Almost your entire description of how government works comes from the progressive model. This is something I’ve been rubbing progressives’ noses in for quite awhile.
They invariably complain about the inconvenience and rudeness of dealing with people in public; wondering aloud where peoples’ moral character, their politeness, and regard for others has gone. I tell them this is their Utopia; this is the society they’ve deliberately created.
My Father-in-Law owns a rental house. He’s always complaining that he has to drive over there and issue threats to get his rent, his renters don’t care for the place, etc. He says that they act as if they are entitled to his property and they act as if they may do whatever they wish.
They have a child, my Sister-in-Law (age 50) who has her RV parked on their property; hooked to their water, sewer, and electric. Yet she traipses through their house at all hours; using the bathroom, the shower, the laundry room, etc. She says; “The shower’s too cramped. I’ll stink up my RV, It’s too far to drive to the Laundromat.” and gives them no end of grief. She’s rude, foul-mouthed, doesn’t work, and is always pointing out, what she believes, is everybody else’s shortcomings. You can’t go over there without him and his wife (my wife’s mother) engaging in non-stop complaining about her.
I say in return; “Welcome to the society you created. You voted liberal for the last fifty years. This is the way you wanted things. Your ideology says that all persons should have absolute equal access to all resources, regardless of station in life or how that station was achieved. Unmanageable debt, an overwhelming dependency on government, an over-developed sense of entitlement among the people. A belief that they should be immediately ‘given’ whatever they desire.”
I tell him; “You should be ecstatic! This is Lyndon Johnson’s Great Society writ large. This isn’t the destination you had in mind? Well today is the sum total of the consequences of your actions. Enjoy the fruits of your genius!”

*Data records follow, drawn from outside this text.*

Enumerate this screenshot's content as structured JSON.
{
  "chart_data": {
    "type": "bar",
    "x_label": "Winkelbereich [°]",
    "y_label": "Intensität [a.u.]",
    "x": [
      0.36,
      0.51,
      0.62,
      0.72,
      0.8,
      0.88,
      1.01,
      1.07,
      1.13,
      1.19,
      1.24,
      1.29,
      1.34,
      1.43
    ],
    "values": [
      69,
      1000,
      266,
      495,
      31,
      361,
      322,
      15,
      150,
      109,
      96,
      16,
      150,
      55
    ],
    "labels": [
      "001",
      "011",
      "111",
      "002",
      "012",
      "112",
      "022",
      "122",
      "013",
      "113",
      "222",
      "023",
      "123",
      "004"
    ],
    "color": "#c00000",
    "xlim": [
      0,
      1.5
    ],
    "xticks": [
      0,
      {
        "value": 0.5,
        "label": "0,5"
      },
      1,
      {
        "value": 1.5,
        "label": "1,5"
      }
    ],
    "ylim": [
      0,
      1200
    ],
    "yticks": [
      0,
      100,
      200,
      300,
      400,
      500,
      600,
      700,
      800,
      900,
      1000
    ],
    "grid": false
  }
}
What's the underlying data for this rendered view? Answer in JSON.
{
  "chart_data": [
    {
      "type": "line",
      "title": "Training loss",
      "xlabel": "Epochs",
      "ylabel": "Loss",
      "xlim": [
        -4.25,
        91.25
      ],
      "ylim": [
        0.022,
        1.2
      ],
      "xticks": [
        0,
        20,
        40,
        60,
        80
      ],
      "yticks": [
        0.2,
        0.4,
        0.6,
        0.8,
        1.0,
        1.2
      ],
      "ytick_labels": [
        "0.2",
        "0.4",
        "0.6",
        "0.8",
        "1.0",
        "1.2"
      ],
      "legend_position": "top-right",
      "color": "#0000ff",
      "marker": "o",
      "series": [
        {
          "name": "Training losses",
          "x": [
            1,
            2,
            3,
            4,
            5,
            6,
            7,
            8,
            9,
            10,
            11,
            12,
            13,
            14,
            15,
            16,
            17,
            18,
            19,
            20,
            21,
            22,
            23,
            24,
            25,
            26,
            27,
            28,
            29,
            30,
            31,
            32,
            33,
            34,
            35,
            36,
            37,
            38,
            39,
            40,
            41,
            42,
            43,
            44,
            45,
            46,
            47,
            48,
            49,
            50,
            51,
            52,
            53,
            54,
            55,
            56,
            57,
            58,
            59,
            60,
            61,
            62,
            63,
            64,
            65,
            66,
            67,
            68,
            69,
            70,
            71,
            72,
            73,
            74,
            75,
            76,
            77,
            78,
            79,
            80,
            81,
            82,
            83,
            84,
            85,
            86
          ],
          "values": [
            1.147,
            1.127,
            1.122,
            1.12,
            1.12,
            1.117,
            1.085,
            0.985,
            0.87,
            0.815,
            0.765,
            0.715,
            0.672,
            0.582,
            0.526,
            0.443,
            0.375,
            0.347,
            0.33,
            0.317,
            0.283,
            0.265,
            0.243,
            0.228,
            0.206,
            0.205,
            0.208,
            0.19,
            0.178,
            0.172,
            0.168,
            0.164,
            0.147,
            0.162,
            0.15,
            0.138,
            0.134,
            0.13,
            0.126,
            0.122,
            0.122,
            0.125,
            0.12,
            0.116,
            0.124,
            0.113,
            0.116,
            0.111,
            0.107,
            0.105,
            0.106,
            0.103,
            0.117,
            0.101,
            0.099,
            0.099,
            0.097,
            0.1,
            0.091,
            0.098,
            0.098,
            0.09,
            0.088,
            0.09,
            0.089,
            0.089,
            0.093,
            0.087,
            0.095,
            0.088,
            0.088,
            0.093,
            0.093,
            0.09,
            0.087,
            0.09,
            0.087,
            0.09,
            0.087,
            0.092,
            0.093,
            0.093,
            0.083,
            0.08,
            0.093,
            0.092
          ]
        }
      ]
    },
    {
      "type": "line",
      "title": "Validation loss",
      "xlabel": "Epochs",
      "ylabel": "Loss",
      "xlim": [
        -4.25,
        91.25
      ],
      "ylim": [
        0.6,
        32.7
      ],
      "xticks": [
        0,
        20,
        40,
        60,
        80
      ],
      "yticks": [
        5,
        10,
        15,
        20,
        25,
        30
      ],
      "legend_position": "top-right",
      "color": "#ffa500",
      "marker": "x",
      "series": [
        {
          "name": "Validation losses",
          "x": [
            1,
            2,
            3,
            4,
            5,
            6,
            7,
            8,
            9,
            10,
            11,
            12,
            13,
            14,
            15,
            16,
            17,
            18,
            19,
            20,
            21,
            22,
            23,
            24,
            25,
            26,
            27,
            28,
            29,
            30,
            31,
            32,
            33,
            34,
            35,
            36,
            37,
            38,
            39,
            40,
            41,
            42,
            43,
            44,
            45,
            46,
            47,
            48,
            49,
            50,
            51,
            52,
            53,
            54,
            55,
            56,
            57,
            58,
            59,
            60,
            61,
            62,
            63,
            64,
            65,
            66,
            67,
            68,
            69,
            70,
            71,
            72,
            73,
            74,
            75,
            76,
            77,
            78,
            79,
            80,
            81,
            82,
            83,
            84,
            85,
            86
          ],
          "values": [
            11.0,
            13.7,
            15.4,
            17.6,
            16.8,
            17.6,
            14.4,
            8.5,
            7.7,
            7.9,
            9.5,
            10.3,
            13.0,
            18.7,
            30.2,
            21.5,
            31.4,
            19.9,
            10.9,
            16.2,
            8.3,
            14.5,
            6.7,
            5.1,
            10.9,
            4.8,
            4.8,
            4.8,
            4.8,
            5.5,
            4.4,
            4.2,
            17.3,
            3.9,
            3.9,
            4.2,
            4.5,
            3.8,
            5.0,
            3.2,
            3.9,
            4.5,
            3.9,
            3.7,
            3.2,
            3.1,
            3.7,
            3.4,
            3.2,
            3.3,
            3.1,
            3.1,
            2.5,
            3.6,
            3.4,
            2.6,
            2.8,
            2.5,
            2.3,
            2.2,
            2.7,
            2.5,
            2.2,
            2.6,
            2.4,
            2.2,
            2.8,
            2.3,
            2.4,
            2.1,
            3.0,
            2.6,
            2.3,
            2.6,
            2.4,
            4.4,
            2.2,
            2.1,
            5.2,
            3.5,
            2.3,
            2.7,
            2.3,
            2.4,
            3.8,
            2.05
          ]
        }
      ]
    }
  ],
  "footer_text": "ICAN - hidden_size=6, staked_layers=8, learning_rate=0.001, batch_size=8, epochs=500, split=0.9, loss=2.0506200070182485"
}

They wring their hands over their Social Security and Medicare; worried that the checks might not come or the entitlements cut back. I tell them; “All you are is a way to get a headline; a way to gain political advantage. If you don’t think, for one minute, that the current progressive administration won’t throw you under the bus to get what they want; you’re being naïve. You’re nothing but a route to a sound-bite. That’s all you’ve ever been; just useful idiots.”
By-the-way; did I mention that that my In-Laws don’t like me very much? But I think we’re making some progress. I went over there last weekend to mow their fields and he was outside, scraping the ‘Obama/Biden’ bumper sticker off his ’85 Volvo. Hope springs eternal!